The residents of Houston are mad as hell and they aren’t going to take it anymore.  Yes, it seems those body cameras worn by the local police force have captured much more than public interactions, they’ve caught shocking footage of animal brutality that has both appalled and outraged citizens to the point that a demand for better training in how area cops deal with dogs is getting some serious traction.

The videos that stirred residents to action include 2014 body camera footage of an officer in Cleburne, Texas, calling to a young dog in a residential area, and then shooting it dead without apparent provocation. In fact, a 2013 investigation by a local news station found Houston-area law enforcement had shot at least 228 dogs between 2010 and 2013.That’s insanity and the locals agree!

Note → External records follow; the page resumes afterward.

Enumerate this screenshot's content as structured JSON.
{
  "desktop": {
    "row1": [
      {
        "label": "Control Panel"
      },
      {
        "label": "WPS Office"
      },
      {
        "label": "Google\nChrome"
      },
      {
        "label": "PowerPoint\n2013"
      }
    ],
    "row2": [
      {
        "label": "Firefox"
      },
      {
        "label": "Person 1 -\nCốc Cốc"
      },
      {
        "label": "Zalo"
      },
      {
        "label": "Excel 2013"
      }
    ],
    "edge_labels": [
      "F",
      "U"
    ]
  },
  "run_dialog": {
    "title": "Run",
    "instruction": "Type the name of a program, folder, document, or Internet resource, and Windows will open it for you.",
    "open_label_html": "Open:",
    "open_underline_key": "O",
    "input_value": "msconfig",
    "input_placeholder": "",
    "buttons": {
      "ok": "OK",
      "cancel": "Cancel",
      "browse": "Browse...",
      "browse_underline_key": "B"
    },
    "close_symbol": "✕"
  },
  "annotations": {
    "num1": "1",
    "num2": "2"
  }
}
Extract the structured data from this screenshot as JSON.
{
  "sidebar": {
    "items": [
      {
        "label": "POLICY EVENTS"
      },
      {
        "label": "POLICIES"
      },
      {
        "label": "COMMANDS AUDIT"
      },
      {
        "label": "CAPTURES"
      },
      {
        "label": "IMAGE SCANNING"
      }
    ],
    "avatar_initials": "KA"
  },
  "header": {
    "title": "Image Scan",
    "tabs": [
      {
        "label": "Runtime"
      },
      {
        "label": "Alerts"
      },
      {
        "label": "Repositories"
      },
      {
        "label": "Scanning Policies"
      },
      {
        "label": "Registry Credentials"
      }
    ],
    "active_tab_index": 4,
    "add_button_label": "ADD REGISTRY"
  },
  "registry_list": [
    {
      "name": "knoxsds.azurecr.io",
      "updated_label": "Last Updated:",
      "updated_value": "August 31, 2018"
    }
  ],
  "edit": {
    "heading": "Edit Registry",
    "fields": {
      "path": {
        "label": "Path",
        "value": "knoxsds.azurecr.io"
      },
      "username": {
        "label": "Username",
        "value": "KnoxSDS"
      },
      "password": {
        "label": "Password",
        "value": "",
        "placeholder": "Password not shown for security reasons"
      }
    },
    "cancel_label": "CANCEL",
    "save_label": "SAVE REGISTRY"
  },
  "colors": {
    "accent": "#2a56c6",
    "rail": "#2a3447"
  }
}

Related: FBI Deems Animal Cruelty A Top Tier Crime

Enter Representative Nicole Collier (D-Fort Worth) and legislation that will require new cops take a 4-hour dog encounter course during training (or within their first two years) that will tackle use of non-lethal methods to handling an encounter. Current police officers who seek a promotion will also be required to take the course that will teach officers how to deal with aggressive dogs and read an animal’s body language. Hey, isn’t this something we teach our thee-year olds? Just sayin’. Senators approved the bill 30-1 (Woo hoo!).

Related: ASPCA Wants The Department of Justice To #GetTough On Dog Fighting Laws

The catalyst behind the bill was a couple from Fort Worth who lost their border collie Lilly to a trigger-happy cop responding to a burglary report. Seriously? A border collie that can’t be calmed by a Milk Bone just doesn’t exist.

Apparently the U.S. Department of Justice even weighed in on how to reduce dog shootings back in 2011 noting that unwarranted dog shootings often do serious damage to community trust in the department and profession. No kidding!

The measure now heads to Gov. Greg Abbott to be signed into law. Once approved, this desperately needed training will begin January 2016.